NBC calls "The Adventures of Mark & Brian" reality television. If this is reality, I'm dropping out. Anyone got a ticket for the next Grateful Dead concert?
The new show, which previews at 8:30 tonight on WMAR-TV (Channel 2) before taking up its regular Sunday berth, is mainly TV on the cheap. It deals with two real-life Los Angeles disc jockeys who live out a different fantasy every week. It's on the schedule because NBC didn't have anything cheaper to put on in its 7 p.m time slot to be slaughtered by CBS' "60 Minutes." The reality is that networks can no longer afford big budgets for shows that can't win time periods.
All you need for this half-hour show are two disc jockeys named Brian Phelps and Mark Thompson, a couple of hand-held cameras and a half-baked notion of a fantasy some Hollywood producer thinks people all over America share.
In fairness, tonight's fantasy is not a bad one -- singing with the Temptations. We see Mark and Brian practicing with the Motown group, messing up their dance steps, trying to sing in near-falsetto voices, getting fitted for their tuxedos and suffering through backstage sweats and jitters before joining the Temps on stage in concert.
The problem, though, is one of identification. It's not enough that audience members share the fantasy, they must also identify with the people getting to live out the fantasy for such a show to work.
Mark and Brian are very popular on Los Angeles radio where they do a hip and irreverent form of radio. Here, they are toned down -- the way prime-time TV often takes the edge off other strains of pop culture when adapting them.

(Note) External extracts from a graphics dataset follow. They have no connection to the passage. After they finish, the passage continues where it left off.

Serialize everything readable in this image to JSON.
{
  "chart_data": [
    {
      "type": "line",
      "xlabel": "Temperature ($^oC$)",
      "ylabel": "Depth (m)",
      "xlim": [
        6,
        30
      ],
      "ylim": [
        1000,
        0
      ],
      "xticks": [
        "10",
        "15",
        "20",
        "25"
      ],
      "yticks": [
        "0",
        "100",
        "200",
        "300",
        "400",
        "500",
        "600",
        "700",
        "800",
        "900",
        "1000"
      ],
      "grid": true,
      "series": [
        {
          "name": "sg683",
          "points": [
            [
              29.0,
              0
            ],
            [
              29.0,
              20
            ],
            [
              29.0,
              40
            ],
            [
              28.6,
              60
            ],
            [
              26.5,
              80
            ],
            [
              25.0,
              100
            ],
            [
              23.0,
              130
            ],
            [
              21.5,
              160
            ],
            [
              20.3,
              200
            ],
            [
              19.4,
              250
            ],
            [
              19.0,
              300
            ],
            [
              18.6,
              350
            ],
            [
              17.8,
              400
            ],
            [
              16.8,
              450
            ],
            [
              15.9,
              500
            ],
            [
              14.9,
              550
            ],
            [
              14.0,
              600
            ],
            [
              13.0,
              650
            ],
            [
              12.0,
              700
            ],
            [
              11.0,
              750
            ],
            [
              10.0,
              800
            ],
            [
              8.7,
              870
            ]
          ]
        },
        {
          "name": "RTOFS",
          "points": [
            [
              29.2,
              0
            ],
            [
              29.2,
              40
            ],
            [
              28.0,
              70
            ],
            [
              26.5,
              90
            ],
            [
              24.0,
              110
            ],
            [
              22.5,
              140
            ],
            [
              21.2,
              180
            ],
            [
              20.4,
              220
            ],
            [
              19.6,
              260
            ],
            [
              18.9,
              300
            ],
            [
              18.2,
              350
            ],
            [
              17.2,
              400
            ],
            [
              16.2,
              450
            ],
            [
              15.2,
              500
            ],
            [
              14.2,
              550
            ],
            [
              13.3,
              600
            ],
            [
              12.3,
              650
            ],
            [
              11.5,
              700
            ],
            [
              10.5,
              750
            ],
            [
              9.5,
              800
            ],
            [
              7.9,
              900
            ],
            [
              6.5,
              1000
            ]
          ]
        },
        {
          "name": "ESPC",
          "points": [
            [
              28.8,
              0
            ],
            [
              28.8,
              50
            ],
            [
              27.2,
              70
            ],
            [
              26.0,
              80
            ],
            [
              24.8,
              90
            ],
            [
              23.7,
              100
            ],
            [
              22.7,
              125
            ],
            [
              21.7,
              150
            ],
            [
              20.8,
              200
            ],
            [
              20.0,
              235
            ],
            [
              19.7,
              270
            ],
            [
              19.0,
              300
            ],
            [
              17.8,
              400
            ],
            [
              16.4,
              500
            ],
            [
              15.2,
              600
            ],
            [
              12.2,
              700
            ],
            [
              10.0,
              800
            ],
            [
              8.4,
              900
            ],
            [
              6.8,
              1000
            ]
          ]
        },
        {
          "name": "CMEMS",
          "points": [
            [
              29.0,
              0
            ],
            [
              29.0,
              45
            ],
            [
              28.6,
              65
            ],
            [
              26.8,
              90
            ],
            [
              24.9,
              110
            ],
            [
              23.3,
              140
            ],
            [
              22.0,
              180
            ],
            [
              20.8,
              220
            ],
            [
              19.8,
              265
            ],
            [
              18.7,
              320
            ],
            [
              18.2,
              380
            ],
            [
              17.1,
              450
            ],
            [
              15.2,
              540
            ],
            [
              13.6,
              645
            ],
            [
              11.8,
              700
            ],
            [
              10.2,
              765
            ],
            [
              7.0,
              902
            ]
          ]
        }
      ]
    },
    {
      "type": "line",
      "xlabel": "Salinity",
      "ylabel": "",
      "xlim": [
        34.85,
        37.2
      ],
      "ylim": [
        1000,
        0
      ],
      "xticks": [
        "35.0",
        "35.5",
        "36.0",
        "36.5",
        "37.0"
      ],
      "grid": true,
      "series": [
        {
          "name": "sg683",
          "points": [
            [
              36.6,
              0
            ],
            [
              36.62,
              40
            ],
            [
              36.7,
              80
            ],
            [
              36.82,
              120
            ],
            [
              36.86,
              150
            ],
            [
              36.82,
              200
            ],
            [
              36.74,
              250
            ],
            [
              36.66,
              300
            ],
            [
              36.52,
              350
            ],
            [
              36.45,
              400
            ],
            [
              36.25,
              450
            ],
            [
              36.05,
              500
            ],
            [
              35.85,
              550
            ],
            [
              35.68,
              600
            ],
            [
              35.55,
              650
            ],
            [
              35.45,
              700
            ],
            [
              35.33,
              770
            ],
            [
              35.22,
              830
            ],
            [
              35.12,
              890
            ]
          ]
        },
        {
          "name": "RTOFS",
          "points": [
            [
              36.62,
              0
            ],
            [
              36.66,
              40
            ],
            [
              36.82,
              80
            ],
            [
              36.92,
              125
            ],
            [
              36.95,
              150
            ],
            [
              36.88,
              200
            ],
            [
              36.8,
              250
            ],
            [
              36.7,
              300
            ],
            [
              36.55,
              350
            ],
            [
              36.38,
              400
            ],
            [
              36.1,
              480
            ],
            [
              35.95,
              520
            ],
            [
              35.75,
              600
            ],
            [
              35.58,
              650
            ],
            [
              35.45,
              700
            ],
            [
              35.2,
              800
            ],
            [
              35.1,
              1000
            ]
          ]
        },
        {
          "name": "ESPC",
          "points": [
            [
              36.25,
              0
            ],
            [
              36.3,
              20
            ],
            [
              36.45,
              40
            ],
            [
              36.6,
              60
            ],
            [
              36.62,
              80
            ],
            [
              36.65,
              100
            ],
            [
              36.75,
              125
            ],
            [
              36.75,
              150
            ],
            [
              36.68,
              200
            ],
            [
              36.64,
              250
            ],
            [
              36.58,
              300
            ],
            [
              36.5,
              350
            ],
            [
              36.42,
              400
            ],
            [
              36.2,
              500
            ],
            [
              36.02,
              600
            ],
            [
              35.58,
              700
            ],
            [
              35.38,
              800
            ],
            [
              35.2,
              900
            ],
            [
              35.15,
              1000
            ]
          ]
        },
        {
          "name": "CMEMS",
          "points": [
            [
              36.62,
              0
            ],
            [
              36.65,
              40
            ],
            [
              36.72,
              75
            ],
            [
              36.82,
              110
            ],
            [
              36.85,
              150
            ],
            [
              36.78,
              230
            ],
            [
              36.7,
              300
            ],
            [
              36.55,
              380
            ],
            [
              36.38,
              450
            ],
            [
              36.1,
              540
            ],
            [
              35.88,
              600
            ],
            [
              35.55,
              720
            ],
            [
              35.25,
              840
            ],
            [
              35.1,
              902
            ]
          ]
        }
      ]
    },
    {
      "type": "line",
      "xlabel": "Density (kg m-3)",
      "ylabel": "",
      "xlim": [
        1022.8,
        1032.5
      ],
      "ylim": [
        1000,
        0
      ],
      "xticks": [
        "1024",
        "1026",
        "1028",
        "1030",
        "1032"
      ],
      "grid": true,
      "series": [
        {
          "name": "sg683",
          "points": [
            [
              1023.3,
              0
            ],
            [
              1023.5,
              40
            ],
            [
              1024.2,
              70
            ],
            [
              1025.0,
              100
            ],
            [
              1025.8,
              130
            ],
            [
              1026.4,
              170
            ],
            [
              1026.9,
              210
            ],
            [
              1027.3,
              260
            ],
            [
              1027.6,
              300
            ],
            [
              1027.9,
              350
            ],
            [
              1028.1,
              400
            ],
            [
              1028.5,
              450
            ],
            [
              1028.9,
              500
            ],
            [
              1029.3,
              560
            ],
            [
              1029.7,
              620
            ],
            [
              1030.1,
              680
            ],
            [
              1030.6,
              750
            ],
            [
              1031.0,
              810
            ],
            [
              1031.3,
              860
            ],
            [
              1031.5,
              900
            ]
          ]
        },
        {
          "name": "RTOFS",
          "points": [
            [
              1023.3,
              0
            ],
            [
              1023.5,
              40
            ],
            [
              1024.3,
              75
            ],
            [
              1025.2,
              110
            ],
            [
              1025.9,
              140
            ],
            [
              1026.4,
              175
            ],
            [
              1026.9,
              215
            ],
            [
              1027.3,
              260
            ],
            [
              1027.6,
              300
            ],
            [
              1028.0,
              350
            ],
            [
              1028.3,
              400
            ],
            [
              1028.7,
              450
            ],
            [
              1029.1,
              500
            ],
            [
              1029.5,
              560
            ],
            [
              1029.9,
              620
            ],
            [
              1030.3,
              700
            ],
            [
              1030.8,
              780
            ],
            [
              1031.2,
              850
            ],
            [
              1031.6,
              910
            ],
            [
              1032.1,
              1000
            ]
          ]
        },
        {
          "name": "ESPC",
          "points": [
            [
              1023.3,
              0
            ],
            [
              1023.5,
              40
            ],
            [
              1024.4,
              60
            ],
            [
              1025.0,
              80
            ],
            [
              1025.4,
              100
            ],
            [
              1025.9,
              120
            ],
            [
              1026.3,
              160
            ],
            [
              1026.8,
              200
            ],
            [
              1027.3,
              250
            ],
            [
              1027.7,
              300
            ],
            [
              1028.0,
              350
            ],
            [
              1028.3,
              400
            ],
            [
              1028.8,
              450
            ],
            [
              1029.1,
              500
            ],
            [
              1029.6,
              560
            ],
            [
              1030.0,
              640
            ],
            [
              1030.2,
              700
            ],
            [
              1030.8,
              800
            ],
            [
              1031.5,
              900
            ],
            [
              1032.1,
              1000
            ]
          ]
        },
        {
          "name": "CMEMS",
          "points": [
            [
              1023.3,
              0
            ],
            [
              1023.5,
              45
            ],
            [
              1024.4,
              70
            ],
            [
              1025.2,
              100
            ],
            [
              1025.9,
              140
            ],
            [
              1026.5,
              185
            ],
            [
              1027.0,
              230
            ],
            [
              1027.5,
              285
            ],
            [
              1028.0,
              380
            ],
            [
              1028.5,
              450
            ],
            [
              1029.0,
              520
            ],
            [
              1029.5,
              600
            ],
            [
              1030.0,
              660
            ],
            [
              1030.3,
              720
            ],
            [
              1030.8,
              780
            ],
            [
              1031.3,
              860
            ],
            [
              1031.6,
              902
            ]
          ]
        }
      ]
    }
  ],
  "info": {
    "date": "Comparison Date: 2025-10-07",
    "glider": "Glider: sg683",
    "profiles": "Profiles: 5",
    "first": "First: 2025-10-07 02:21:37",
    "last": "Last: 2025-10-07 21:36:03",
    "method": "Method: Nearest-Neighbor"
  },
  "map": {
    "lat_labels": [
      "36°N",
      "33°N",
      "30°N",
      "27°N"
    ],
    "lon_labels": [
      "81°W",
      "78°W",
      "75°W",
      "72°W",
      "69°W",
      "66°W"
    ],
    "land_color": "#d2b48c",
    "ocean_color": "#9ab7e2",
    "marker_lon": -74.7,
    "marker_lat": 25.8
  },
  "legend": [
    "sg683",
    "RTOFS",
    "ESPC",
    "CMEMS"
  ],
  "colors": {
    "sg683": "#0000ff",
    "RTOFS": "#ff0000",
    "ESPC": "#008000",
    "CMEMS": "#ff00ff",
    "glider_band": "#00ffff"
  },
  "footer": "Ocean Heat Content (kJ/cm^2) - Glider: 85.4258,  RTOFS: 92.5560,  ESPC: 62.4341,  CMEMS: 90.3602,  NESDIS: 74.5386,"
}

The result is that Mark and Brian come off as two guys who make silly faces and almost never say anything interesting. They are not The Great American Amateur the way, say, George Plimpton was. They do not have the innocence of children fantasizing about what they'll do when they grow up.
The fantasies -- and the series -- promise to get worse. One week, they swim with sharks. Another week, they perform with circus trapeze artists.
That's assuming they are still around after a couple of weeks and not a victim of early cancellation: another reality for this kind of two-bit entertainment.